Member of the National Assembly of Pakistan
- In office 1 June 2013 – 31 May 2018
- Constituency: NA-21 (Mansehra-cum-Tor Ghar)
- In office June 2008 – March 2013
- Constituency: NA-52 (Rawalpindi-III)

Personal details
- Born: 19 January 1963 (age 63) Mansehra, Khyber Pakhtunkhwa, Pakistan
- Party: PML (N) (2007-present)
- Spouse: Maryam Nawaz (m. 1992)
- Relatives: Sajjad Awan (brother)

= Muhammad Safdar Awan =

Pakistani politician (born 1964)

Muhammad Safdar Awan (Hindko and ; born 19 January 1964) is a Pakistani politician and retired Pakistan Army officer and civil servant, who has been a member of the National Assembly of Pakistan from June 2008 to May 2018.

He is married to the PMLN supremo Nawaz Sharif's daughter Chief Minister of Punjab Maryam Nawaz.

Often referred as Captain Safdar by his loyalists and in the media due to his past military career, because of his critical stance on secularism, his vocal support of Mumtaz Qadri and his repeated statements targeting the Ahmadiyya movement, he's generally considered to be a far-right politician.

==Early and personal life==
According to PILDAT, Safdar was born on 19 January 1963. According to The News International and Dawn, he was born on 19 January 1964.

Safdar belongs to a traditionally Sufi family attached to the Barelvi movement; his father Muhammad Ishaq, who died in 2014, was a writer, being a poet and an essayist specialized in Islamic affairs.

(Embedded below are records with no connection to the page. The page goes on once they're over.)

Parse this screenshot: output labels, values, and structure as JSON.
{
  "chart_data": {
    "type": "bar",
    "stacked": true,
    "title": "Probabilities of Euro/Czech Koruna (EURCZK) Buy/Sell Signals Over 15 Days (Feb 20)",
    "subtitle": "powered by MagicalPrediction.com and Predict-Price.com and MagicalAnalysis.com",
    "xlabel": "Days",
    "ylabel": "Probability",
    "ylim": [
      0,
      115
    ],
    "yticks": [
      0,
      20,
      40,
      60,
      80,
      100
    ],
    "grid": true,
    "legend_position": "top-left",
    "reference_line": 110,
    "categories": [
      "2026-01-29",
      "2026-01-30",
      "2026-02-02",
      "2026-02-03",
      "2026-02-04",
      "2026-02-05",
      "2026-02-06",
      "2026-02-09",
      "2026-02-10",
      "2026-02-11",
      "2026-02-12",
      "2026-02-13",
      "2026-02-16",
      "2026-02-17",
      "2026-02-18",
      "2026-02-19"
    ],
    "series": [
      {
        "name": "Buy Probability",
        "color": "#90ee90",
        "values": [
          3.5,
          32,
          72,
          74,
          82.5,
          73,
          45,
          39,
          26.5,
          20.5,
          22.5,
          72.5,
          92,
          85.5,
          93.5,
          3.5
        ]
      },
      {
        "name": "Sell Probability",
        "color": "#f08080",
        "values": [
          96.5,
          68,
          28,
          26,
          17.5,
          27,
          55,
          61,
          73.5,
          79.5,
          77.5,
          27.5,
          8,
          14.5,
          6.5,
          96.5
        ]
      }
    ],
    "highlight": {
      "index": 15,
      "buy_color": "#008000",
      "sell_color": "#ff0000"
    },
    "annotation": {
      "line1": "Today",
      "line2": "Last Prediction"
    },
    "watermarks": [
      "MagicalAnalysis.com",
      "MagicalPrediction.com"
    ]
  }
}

His father was also the General Secretary of the UC Garhi Habibullah. Safdar was raised in the house of Naseem Khan khankheil, a Khan of Garhi Habibullah and tribal chief of Swatis. His elder brother Sajjad Awan is also a politician. He also has a younger brother, Tahir Awan. He joined the Pakistan Army after completing his early education.

Safdar married Maryam Nawaz in 1992 while he was serving as captain in the Pakistan Army and has been the ADC to Nawaz Sharif during the latter's tenure as Prime Minister of Pakistan. After retiring from the Pakistan Army as captain he joined the civil services and was posted as Lahore Model Town assistant commissioner.

==Political career==

Safdar joined politics after returning to Pakistan in 2007 along with the Sharif family. He was elected to the National Assembly as a candidate of Pakistan Muslim League (N) (PML-N) from Constituency NA-52 (Rawalpindi-III) in the by-election held in June 2008. He received 54,917 votes and defeated a candidate of Pakistan Muslim League (Q). The seat was vacated by Nisar Ali Khan.

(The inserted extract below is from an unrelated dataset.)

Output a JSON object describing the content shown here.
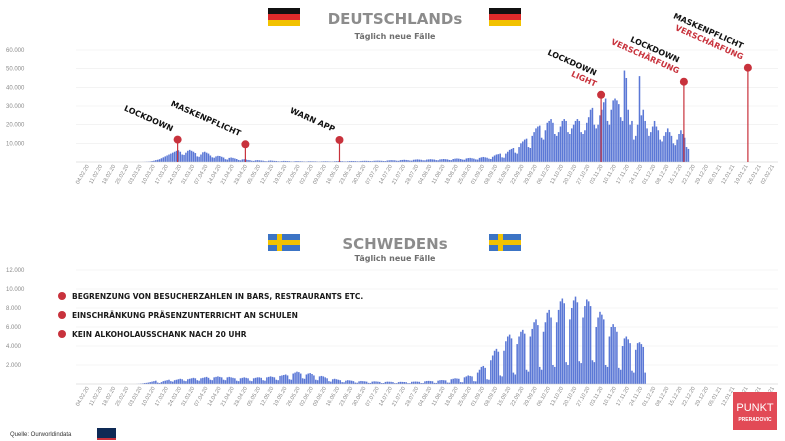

In 2011, Safdar was made the chief organiser of the PML-N Youth Wing. In 2012, he was suspended from PML-N for verbally abusing leaders of PML-N.

Safdar was re-elected to the National Assembly as a candidate of PML-N from Constituency NA-21 (Mansehra-cum-Tor Ghar) in the 2013 Pakistani general election. He received 91,013 votes and defeated a candidate of Jamiat Ulema-e-Islam (F).

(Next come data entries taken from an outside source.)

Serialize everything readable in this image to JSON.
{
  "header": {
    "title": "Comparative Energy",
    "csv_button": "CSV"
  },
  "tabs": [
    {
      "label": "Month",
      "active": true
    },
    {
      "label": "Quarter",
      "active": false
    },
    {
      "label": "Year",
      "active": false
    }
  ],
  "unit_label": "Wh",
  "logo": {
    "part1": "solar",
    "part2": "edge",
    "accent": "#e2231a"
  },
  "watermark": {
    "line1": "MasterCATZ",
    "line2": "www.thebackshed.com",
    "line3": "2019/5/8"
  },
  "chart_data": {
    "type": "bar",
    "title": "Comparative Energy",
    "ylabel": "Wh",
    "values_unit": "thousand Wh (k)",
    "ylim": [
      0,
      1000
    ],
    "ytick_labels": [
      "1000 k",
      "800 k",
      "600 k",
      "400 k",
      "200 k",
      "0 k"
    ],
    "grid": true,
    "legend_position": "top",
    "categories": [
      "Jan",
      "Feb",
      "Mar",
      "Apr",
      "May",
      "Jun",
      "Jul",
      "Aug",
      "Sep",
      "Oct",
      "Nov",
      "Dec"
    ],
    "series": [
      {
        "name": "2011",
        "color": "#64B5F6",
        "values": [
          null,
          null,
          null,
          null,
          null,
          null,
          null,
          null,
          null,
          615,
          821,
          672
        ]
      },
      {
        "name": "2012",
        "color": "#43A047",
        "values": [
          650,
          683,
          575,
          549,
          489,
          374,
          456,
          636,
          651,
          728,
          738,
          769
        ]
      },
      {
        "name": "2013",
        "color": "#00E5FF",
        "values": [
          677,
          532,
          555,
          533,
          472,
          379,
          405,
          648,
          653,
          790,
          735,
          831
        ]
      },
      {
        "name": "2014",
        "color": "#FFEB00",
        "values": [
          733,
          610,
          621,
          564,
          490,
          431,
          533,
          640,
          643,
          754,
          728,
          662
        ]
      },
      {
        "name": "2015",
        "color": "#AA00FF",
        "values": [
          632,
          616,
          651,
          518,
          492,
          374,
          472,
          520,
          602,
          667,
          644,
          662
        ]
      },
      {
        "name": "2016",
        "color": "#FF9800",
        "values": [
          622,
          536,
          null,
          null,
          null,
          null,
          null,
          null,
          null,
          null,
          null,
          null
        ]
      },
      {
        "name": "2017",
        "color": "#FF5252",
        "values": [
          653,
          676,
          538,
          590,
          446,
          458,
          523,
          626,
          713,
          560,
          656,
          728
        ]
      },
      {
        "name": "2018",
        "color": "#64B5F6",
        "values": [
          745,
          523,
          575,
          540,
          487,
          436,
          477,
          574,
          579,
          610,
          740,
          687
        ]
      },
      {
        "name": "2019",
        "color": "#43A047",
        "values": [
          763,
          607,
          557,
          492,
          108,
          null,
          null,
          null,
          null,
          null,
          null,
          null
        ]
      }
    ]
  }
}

In May 2016, Safdar was reported to the Election Commission of Pakistan (ECP) by Imran Khan for concealing Maryam Nawaz’ assets. He denied it, however he was still summoned by ECP in June 2016.

In June 2018, he was allocated PML-N ticket to contest the 2018 general election from Constituency NA-14 (Mansehra-cum-Torghar). In July 2018, he was sentenced to one-year jail term in the Avenfield corruption reference filed by the National Accountability Bureau. As a result, he was disqualified from contesting election for 10 years. The next day, he arrived in Rawalpindi and surrendered to the authorities. In September 2018, he was released from Central Jail Rawalpindi on bail over the Avenfield corruption charges.

On 19 October 2020, Safdar was arrested from a Karachi hotel for “violating the sanctity of Quaid's mausoleum” and was released on bail the same day.

==Political views==

=== Opposition to secularism ===
Safdar has been called "a vocal critic of secular politicians."

=== Blasphemy law ===
In 2012, he publicly supported Islamic fundamentalist Mumtaz Qadri, who assassinated former governor of Punjab Salmaan Taseer for speaking against the blasphemy law.

=== Ahmadiyya community ===
He has often voiced his concerns against the Ahmadiyya community in Pakistan and called for a ban on hiring Ahmadis in the armed forces and other important institutions of the country. He has been criticized for his statements against Ahmaddiya community.